マスターであり、バーテンダーでもある最上さんの伊達と酔狂だけで作られたこの地下の酒場で、私は電球のフィラメントから放たれる光を受けながらアルコールを嗜んでいた。
「チェイサーを。」
微かに乳白色の雫が付いたポンタルリエグラスをカウンター向こうに寄せそう言うと、入れ違いに錫のコップに入った常温の水が出てくる。
側面に彫られた精緻な紋様を指先で楽しみながら口をつけ、柔らかな口当たりの水を一口含むと舌の上に残っていたニガヨモギの風味が胃の腑へと流れてゆく。
「今日の元さんとルカさんは、どうでした?」
私の前に立ち、グラスとスプーンを片しながら灰の髪をオールバックに撫でつけたバーテンダーがそう声をかけてきた。

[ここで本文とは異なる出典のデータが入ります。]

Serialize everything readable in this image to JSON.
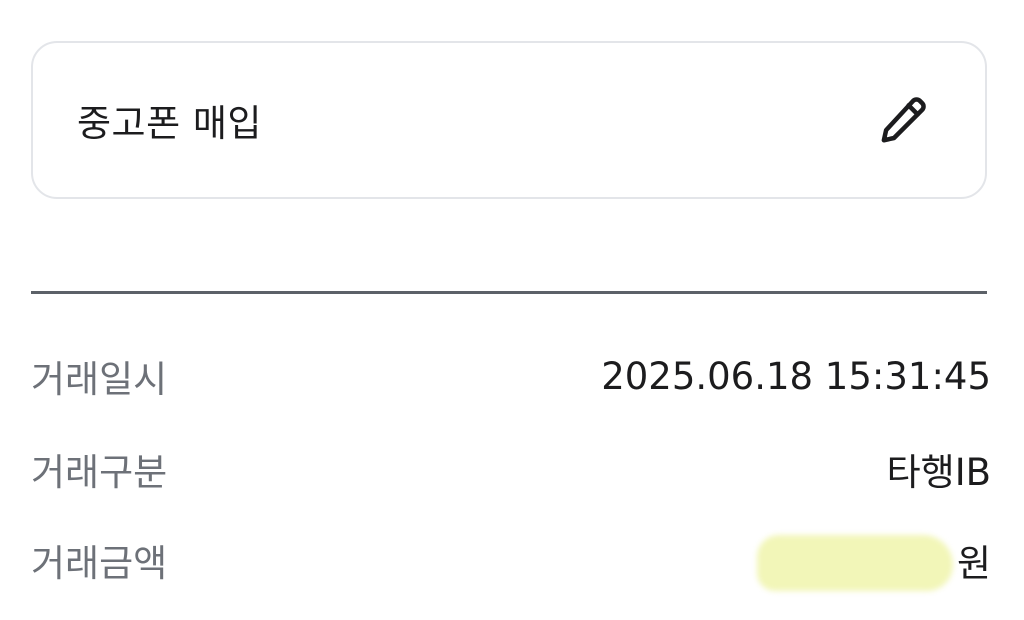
{
  "memo": {
    "text": "중고폰 매입",
    "edit_icon": "pencil-icon"
  },
  "details": {
    "datetime": {
      "label": "거래일시",
      "value": "2025.06.18 15:31:45"
    },
    "type": {
      "label": "거래구분",
      "value": "타행IB"
    },
    "amount": {
      "label": "거래금액",
      "unit": "원"
    }
  },
  "colors": {
    "redaction": "#f2f6b8",
    "divider": "#5c6168",
    "label": "#6d7178",
    "text": "#1c1c1e"
  }
}
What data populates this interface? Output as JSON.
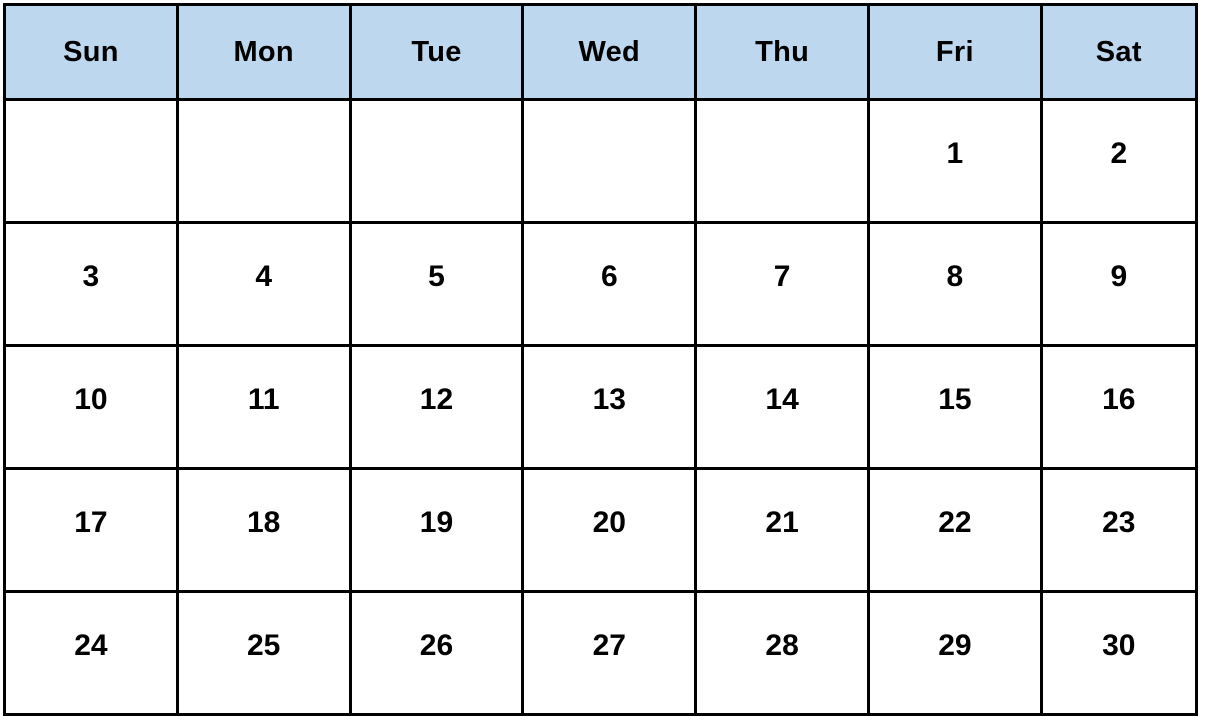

常ならあまりしてこないあちらからの問いかけに、私はんふ、と堪えきれない笑みを溢した。
「今日もどうでもいいことで甘えてきてね。
ノンアルコールで酔えるのは、やっぱり女優だね。
それで、この前より仲良くなってるように見えたよ。」
不思議だね、と言いながら伊万里の小皿に乗せられたピーナッツを摘む。
心地よい歯ごたえに、バターの香りとほのかな塩味。
私の返しに、バーテンダーの目尻の皺が深くなる。
きっと、彼の頭の中には昔連れてきた時のルカと元君が浮かんでいるんだろう。
まだ子供もいなかったあの時しか知らない目の前の彼に、今の二人を見せてみたい気もした。
「そろそろ、ギムレットでもどうですか。」
「ん、あぁ、もうそんな時間か。」
カウンターの上に伏せていたスマホを裏返せば、随分とのんびりと時間を過ごしていたようだ。

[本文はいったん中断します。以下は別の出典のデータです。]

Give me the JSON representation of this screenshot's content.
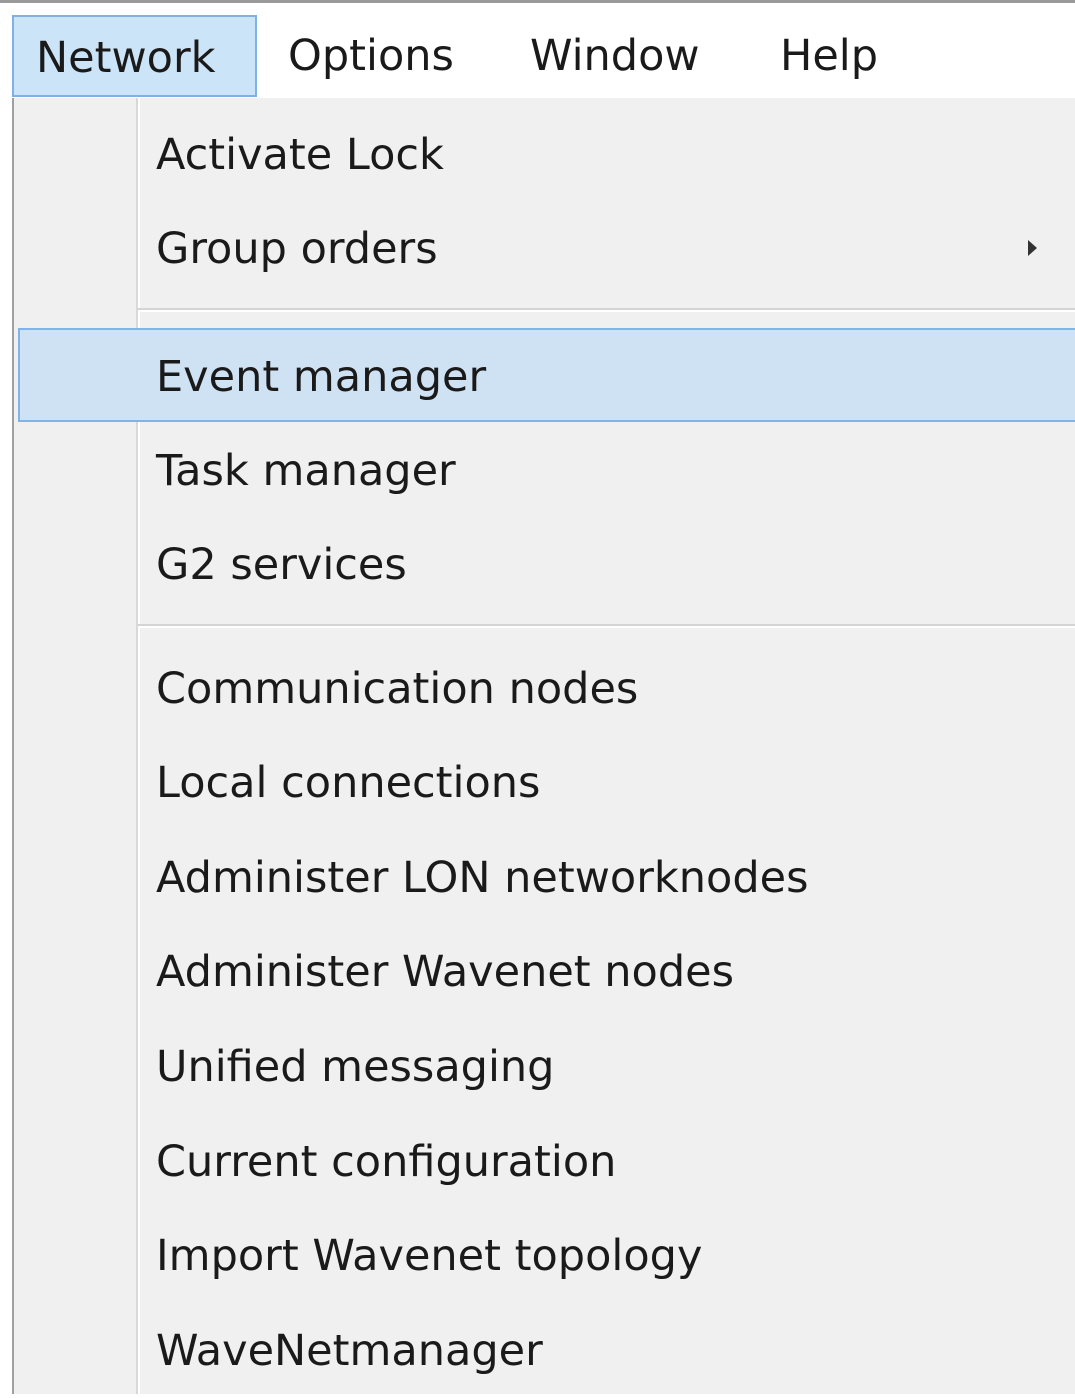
{
  "menubar": {
    "items": [
      {
        "label": "Network",
        "active": true
      },
      {
        "label": "Options",
        "active": false
      },
      {
        "label": "Window",
        "active": false
      },
      {
        "label": "Help",
        "active": false
      }
    ]
  },
  "dropdown": {
    "groups": [
      [
        {
          "label": "Activate Lock",
          "submenu": false
        },
        {
          "label": "Group orders",
          "submenu": true,
          "submenu_icon": "chevron-right-icon"
        }
      ],
      [
        {
          "label": "Event manager",
          "highlighted": true
        },
        {
          "label": "Task manager"
        },
        {
          "label": "G2 services"
        }
      ],
      [
        {
          "label": "Communication nodes"
        },
        {
          "label": "Local connections"
        },
        {
          "label": "Administer LON networknodes"
        },
        {
          "label": "Administer Wavenet nodes"
        },
        {
          "label": "Unified messaging"
        },
        {
          "label": "Current configuration"
        },
        {
          "label": "Import Wavenet topology"
        },
        {
          "label": "WaveNetmanager"
        }
      ]
    ]
  },
  "colors": {
    "highlight_bg": "#cfe2f4",
    "highlight_border": "#7eb4ea",
    "menu_bg": "#f0f0f0",
    "text": "#1a1a1a"
  }
}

思ってもいなかった数字に流石に席を立つか、と配車アプリを起動し、迎えを呼ぶ。
後部との仕切り有りで、会話は無し。 いくつかのオプションを付けて依頼をすれば、承諾の返信が返ってきた。
到着予定時刻は、およそカクテル一杯分だろうか。
「そうだね、最後は……」
薦められたものでも、と思ったところで通知欄に上がってきたルカの名前に目が行った。
タップをすれば、元君が俊君を抱き抱えている姿。
目を瞑り、シャツを握る姿はおねむなのかな。
きっとルカが撮ったそれに、胸いっぱいに暖かなものが溢れてきてしまった。
浮かれるような熱というよりは、微睡むような暖かさに二秒だけ目を閉じる。
「キャロルを。
レモンを浮かべてね。」
「はい、喜んで。」
ガラス瓶を抱え出す時の鈴のような音を楽しみながら、舌の根が思い出す味と共に、私はすでに次へと思いを馳せていた。
コルクを抜く音、カウンターに染み込んだ薫香を孕んで薫ってくるほのかなスパイスの香り。
あまりにも短い間に、あまりにも沢山のことを押し付けられたここ数年。
それらを瞼の裏に流しながら、澱みないステアを眺めた。
また、みんなでお酒でも飲みながら、或いはみんなで楽しさに酔いながら。
お互いのことを話し合えるあの席を願い、私は規則的な氷の踊る音に目を閉じた。